Along with his wife Cathy, Winkelmann had to pack up his things and make the long seven-hour drive to Prince George from Williams Lake when the evacuation order came down mid-July. Along the way, he was amazed by the strength and integrity of the emergency personnel on scene.
“It was literally raining ashes and here were those cops standing out there in that,” said Winkelmann of the police who lined the evacuation routes, helping escort evacuees to Prince George. “They’re away from their wife and kids too.”
The two weeks spent under evacuation order weren’t easy, especially when one of the Winkelmann’s front wheels broke down, forcing them into a Prince George Canadian Tire on a Sunday. Thankfully, an off-duty mechanic was around to help.
“The lady gave me a price – $850,” said Winkelmann.

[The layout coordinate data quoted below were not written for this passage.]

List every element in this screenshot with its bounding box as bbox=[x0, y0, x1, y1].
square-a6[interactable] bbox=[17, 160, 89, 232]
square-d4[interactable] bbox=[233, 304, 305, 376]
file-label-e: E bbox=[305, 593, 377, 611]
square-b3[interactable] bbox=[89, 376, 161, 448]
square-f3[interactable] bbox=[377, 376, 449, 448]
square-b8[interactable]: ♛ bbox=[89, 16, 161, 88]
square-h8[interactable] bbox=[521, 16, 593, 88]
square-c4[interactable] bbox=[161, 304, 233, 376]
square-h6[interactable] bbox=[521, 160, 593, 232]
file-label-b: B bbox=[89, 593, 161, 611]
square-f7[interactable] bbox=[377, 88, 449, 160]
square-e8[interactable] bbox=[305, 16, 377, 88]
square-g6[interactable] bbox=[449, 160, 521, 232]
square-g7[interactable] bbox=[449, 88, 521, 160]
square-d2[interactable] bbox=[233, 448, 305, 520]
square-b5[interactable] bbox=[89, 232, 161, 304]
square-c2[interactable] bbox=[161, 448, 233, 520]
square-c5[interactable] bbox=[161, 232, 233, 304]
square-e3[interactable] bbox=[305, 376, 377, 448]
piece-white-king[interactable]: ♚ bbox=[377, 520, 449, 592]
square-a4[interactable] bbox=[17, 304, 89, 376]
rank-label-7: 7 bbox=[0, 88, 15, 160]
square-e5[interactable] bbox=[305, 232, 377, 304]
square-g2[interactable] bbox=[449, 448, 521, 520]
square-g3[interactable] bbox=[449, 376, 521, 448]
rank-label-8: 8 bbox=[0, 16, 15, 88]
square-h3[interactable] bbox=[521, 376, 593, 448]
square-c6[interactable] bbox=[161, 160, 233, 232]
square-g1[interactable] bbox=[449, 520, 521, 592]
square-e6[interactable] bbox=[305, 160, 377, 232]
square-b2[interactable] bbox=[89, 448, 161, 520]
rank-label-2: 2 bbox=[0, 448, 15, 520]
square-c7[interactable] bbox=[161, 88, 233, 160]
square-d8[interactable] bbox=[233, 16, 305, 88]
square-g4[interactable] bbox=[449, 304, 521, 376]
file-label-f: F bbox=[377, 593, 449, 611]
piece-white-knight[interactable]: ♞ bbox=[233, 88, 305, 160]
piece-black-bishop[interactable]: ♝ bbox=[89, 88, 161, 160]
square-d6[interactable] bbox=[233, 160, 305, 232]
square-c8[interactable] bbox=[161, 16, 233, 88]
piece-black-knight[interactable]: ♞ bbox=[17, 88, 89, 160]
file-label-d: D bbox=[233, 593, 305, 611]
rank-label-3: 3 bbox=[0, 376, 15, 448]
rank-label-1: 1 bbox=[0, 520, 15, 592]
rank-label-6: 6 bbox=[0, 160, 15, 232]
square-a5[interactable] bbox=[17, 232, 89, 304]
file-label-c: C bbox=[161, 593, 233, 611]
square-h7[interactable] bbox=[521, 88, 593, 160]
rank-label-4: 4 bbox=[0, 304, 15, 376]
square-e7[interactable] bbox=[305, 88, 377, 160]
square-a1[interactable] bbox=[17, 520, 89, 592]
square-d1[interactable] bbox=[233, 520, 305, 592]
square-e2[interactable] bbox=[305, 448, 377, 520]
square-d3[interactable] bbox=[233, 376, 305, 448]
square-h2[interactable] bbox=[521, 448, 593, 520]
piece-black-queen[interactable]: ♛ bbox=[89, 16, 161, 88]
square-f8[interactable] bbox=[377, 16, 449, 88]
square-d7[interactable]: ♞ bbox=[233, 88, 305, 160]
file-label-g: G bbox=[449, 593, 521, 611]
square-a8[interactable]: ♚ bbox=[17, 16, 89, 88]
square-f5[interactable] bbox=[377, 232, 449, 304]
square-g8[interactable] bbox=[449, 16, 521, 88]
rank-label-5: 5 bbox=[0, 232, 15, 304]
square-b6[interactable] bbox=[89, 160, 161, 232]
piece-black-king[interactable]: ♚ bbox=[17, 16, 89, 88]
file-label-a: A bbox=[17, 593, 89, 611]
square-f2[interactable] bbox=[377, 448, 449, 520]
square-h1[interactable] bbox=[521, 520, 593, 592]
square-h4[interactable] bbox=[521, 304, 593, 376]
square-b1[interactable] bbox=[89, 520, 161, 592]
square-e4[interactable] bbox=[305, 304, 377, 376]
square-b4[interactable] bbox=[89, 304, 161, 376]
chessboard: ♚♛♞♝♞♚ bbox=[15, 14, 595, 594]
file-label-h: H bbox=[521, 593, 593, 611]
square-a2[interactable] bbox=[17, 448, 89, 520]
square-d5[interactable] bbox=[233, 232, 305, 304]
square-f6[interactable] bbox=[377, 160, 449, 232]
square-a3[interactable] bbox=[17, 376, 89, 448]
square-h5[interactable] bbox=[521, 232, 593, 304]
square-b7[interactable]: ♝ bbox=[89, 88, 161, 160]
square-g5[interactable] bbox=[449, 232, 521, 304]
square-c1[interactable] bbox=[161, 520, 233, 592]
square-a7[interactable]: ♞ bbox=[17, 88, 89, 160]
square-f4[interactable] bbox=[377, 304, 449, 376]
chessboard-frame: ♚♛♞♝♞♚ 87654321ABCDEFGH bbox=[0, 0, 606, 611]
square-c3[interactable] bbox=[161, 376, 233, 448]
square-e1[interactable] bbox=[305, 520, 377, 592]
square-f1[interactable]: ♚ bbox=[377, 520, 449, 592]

But when the mechanic told him the job was done and he went up to pay his bill, he got quite the surprise.
“It said $583. Canadian Tire knocked off $300. They wouldn’t take our money.”
Woody WInkelmann is thrilled about how he was treated as an evacuee. Katya Slepian/Black Press.
Winkelmann had a similar experience while making a sign saying thank you to Prince George for helping him, his wife and all the evacuees in a time of need.
“I tried to give [the cashier] my money but she said no!” Winkelmann said.
Cathy and Woody Winkelman made up a poster to show Prince George how grateful they were. Katya Slepian/Black Press
The same experiences was repeated everywhere the Winkelmanns went in Prince George.
Everywhere we went we got treated like royalty,” he said. “Everyone was super nice about asking if we were okay.”
Despite the hardships, Winkelmann isn’t complaining.
“All we want to do is say thank you,” he said.
“People are [complaining] – give me a break.”